The USPS remains the backbone of America’s $1.6 trillion mailing industry; it is still the only delivery service that goes everywhere regardless of cost.
When postal workers struck in 1970, they asserted their rights to workplace dignity, not just better pay. For years, a post office job granted African Americans, European immigrants, veterans, and others entrance into the middle class. Despite the inconvenience the strike caused, fully 61 percent of Americans supported it, many of them no doubt shocked that ten percent of New York’s postal employees were drawing food stamps and welfare, while another 20 percent worked at least one other job to make ends meet, according to USPS historian Tom Germano.
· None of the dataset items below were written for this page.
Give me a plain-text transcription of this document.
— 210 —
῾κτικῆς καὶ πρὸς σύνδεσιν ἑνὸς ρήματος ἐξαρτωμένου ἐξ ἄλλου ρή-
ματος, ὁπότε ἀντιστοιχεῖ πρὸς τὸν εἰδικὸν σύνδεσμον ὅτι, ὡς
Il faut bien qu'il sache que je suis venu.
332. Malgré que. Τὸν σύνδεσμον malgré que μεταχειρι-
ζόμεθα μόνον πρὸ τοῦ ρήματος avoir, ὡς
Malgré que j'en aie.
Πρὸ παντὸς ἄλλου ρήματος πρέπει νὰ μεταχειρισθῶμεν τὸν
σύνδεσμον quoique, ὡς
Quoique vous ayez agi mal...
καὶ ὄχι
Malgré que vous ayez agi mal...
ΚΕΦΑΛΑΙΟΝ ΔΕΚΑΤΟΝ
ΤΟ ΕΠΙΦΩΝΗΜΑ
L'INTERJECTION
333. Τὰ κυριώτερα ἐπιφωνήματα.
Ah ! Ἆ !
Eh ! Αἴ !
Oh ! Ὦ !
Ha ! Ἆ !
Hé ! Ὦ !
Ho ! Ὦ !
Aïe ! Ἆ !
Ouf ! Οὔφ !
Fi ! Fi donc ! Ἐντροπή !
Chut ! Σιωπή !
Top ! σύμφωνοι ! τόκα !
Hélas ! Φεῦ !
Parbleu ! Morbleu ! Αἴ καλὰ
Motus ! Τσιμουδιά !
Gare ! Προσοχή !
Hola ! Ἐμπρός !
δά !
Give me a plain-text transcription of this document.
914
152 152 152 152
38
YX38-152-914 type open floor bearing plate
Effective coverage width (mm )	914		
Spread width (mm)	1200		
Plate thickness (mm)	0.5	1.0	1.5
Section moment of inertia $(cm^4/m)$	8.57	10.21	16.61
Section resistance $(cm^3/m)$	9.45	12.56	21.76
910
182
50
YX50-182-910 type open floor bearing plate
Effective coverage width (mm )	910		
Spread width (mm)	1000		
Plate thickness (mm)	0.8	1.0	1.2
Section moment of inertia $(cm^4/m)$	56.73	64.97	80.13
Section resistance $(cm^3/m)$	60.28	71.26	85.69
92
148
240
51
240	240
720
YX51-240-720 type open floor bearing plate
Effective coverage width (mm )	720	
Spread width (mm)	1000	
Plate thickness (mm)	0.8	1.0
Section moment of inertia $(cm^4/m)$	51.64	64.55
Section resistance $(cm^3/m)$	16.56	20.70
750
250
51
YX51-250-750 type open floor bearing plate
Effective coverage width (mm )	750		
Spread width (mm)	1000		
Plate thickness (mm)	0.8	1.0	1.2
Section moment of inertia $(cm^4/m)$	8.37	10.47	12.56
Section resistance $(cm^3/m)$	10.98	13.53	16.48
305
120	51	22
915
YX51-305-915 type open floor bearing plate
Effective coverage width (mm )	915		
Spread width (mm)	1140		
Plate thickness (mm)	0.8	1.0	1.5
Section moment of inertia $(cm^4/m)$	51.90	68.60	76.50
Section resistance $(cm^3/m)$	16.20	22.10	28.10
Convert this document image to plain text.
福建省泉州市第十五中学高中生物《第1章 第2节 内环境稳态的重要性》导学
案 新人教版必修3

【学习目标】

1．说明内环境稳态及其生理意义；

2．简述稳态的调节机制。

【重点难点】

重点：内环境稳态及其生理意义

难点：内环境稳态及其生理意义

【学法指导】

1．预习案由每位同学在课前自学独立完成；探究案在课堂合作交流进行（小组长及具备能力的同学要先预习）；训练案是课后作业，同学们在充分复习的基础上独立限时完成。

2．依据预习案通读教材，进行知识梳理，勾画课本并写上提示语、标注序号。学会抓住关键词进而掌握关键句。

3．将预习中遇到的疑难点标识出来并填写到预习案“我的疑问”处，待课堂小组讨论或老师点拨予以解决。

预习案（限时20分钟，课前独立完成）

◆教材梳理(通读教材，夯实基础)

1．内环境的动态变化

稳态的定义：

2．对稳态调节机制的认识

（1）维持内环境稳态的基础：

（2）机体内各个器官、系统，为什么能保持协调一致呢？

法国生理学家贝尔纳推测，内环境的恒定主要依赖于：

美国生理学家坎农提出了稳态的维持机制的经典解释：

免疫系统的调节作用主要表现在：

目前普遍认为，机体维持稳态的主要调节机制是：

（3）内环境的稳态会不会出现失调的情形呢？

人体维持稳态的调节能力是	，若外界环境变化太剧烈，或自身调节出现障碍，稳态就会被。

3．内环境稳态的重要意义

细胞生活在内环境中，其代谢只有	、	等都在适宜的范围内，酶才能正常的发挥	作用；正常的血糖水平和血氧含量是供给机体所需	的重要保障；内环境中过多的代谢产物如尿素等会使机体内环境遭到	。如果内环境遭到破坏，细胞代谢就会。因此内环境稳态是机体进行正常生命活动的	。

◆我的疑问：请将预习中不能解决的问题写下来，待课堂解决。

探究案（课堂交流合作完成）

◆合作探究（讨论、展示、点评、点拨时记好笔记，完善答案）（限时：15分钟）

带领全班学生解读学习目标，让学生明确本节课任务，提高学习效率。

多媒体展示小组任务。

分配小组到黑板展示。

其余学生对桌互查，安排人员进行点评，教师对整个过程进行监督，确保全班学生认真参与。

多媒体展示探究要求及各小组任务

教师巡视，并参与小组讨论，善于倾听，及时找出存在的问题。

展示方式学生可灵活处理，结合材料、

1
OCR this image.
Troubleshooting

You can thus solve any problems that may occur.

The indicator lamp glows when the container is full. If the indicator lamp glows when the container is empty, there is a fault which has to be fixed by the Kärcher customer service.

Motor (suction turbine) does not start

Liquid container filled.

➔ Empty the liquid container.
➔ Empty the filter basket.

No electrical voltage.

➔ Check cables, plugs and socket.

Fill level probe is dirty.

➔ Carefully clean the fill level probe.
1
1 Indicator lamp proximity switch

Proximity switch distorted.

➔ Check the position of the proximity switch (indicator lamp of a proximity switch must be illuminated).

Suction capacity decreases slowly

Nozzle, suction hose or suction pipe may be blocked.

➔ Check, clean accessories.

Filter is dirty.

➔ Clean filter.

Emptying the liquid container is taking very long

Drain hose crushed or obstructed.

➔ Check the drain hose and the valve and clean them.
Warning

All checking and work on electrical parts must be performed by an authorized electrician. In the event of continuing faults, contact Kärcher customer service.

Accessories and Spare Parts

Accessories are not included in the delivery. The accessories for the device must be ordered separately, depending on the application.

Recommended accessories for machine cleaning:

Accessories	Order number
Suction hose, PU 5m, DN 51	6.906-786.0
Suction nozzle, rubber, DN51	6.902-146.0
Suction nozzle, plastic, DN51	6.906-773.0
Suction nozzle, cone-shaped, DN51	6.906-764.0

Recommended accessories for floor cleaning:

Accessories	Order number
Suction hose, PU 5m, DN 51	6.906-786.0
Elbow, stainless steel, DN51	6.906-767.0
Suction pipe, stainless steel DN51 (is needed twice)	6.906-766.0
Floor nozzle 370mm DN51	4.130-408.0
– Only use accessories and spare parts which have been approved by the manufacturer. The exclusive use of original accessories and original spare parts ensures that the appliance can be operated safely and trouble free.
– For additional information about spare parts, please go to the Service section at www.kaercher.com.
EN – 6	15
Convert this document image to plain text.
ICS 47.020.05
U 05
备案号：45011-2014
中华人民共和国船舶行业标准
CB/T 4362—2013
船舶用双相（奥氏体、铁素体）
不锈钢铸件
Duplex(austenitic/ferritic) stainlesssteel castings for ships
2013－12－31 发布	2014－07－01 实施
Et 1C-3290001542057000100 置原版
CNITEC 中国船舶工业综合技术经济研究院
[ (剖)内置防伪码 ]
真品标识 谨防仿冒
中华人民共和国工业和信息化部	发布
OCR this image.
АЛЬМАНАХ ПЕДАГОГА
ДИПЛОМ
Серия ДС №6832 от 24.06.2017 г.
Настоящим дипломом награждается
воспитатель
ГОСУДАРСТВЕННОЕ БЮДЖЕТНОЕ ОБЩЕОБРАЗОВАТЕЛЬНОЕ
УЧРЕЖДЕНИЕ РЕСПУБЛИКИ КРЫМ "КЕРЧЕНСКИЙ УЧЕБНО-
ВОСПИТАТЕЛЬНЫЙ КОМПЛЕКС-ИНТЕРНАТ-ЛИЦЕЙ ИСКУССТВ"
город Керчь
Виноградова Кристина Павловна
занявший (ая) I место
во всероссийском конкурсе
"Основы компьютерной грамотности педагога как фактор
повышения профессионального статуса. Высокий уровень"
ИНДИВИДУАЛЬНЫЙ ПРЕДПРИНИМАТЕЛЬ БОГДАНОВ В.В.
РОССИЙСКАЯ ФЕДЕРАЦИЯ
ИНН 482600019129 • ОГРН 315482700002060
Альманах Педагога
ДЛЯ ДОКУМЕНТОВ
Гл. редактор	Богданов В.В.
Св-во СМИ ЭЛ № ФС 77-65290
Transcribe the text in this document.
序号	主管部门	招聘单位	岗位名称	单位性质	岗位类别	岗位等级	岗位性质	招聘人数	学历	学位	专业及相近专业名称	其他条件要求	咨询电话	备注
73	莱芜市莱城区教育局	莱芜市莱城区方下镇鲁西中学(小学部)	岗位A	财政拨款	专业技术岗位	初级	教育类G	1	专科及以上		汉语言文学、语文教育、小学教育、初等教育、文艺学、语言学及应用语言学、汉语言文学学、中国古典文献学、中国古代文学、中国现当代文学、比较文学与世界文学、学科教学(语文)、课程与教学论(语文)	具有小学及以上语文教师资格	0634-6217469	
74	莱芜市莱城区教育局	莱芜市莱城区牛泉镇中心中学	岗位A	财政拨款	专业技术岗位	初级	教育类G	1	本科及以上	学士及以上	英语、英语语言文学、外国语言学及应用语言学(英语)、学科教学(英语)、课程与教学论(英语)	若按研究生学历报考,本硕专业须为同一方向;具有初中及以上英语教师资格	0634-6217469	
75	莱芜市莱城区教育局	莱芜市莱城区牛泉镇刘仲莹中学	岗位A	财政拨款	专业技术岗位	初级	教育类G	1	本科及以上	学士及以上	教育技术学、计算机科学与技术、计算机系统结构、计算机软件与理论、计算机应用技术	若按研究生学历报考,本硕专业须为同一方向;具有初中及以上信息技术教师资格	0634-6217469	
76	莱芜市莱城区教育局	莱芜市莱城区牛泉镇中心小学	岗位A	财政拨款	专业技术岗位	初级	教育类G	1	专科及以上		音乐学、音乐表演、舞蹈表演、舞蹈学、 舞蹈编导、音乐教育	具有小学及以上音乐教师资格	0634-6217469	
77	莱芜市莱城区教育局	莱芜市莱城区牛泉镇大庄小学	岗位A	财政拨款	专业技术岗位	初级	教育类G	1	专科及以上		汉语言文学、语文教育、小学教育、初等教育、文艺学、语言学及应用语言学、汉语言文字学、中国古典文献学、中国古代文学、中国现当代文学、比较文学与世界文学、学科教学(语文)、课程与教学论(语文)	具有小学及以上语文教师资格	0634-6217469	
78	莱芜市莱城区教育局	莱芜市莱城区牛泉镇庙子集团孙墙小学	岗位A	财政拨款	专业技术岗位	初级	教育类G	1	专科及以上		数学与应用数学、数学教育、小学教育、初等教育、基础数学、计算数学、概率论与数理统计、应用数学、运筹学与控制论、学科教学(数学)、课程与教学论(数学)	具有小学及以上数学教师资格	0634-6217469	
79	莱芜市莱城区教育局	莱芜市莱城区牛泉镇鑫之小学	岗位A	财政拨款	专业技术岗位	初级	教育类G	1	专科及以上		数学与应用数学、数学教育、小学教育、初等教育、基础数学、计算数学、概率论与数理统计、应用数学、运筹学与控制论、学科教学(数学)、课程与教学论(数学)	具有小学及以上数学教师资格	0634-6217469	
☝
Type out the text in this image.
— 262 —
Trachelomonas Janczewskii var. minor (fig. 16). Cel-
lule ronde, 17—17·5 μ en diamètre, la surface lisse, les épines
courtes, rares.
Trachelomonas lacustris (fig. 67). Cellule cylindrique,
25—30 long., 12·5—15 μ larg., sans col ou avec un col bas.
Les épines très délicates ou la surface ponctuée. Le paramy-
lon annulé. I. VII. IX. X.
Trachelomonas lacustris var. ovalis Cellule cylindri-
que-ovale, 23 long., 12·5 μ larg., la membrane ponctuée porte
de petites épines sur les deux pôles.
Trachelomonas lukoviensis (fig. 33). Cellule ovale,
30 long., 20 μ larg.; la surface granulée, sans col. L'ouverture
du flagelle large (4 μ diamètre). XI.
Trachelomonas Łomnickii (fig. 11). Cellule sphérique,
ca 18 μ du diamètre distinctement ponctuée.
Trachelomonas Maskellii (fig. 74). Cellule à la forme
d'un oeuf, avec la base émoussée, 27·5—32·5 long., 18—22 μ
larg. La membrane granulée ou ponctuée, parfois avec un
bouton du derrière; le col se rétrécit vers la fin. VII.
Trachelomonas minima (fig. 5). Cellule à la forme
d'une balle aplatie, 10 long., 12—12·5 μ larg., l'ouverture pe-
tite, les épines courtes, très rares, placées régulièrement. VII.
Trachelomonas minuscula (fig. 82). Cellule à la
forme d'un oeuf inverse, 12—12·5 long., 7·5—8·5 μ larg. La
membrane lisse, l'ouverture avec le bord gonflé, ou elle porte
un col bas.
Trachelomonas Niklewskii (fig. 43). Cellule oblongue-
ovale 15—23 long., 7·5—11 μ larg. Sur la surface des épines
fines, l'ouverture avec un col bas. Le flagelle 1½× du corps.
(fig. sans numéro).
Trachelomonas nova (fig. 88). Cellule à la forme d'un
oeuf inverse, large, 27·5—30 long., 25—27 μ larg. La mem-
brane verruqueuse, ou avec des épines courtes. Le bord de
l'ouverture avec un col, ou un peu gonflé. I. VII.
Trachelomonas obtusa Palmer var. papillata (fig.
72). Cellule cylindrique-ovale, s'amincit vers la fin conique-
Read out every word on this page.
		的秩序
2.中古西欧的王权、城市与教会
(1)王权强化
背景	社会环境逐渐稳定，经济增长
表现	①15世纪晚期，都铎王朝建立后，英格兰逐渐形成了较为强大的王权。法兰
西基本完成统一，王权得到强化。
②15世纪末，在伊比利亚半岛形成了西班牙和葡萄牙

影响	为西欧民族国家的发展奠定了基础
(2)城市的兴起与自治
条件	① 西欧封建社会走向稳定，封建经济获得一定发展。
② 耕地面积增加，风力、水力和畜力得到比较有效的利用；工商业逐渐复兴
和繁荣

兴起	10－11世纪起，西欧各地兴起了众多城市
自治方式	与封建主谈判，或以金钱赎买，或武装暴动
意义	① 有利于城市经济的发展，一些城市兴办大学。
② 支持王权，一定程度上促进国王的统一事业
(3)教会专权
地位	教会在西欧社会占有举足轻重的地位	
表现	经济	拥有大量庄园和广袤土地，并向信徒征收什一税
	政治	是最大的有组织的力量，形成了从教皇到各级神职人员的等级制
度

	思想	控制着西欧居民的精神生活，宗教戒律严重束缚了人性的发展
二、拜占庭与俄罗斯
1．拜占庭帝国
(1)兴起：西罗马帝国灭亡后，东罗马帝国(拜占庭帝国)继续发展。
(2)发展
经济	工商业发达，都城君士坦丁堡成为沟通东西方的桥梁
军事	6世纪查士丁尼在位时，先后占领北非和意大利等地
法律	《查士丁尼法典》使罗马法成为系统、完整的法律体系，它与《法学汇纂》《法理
The 1971 reorganization of the post office made the USPS the direct employer of postal workers. There is no reason the USPS could not have remained the USPOD, improved service and productivity, and provided the same collective bargaining rights postal workers now enjoy, but political realities required a compromise. Prior labor-management conflicts became institutionalized, and since the 1970s, postal unions have pushed back against “piecemeal privatization.” The debt that the PAEA shackled to the USPS led to a series of self-defeating service cuts that have produced scant savings. DeJoy’s policies represent the latest and most aggressive cuts in what has been a disturbing trend since 2011. First-class mail is now being curtailed at mail processing centers and post offices, in violation of both labor agreements and Title 39. Postal workers have accused the USPS of getting Americans used to slowing service and accepting privatization. Before these “operational changes,” April 2020 poll results noted a steady 91 percent public approval rating for the USPS despite prior cuts, as more people apparently realize the USPS’s importance and object to its degradation.
The effects of years of neglect and malfeasance are increasingly apparent, but the USPS remains the backbone of America’s $1.6 trillion mailing industry; it is still the only delivery service that goes everywhere (delivering nearly 142.6 billion pieces last year, versus 5.5 billion each for FedEx and UPS), regardless of cost. But recent events give cause for concern that the system may buckle under the weight of a mail-in election: in April, lack of coordination between local governments in Wisconsin and the USPS hampered the timely delivery and pickup of mail-in ballots: 2,659 ballots were rejected for arriving late. Across the country, an estimated sixty-five thousand mail-in ballots have been rejected in primary elections so far this year for arriving past the deadline.
With postal workers now especially worried about mail-in ballots being delayed this November, how will they react to being ordered not to use overtime to transport those ballots—or coronavirus test kits and vaccines? At the end of Dylan’s song, he wonders, “what price / you have to pay to get out of / going through all these things twice.” Americans should not have to keep worrying about the attempted theft of our nation’s postal service.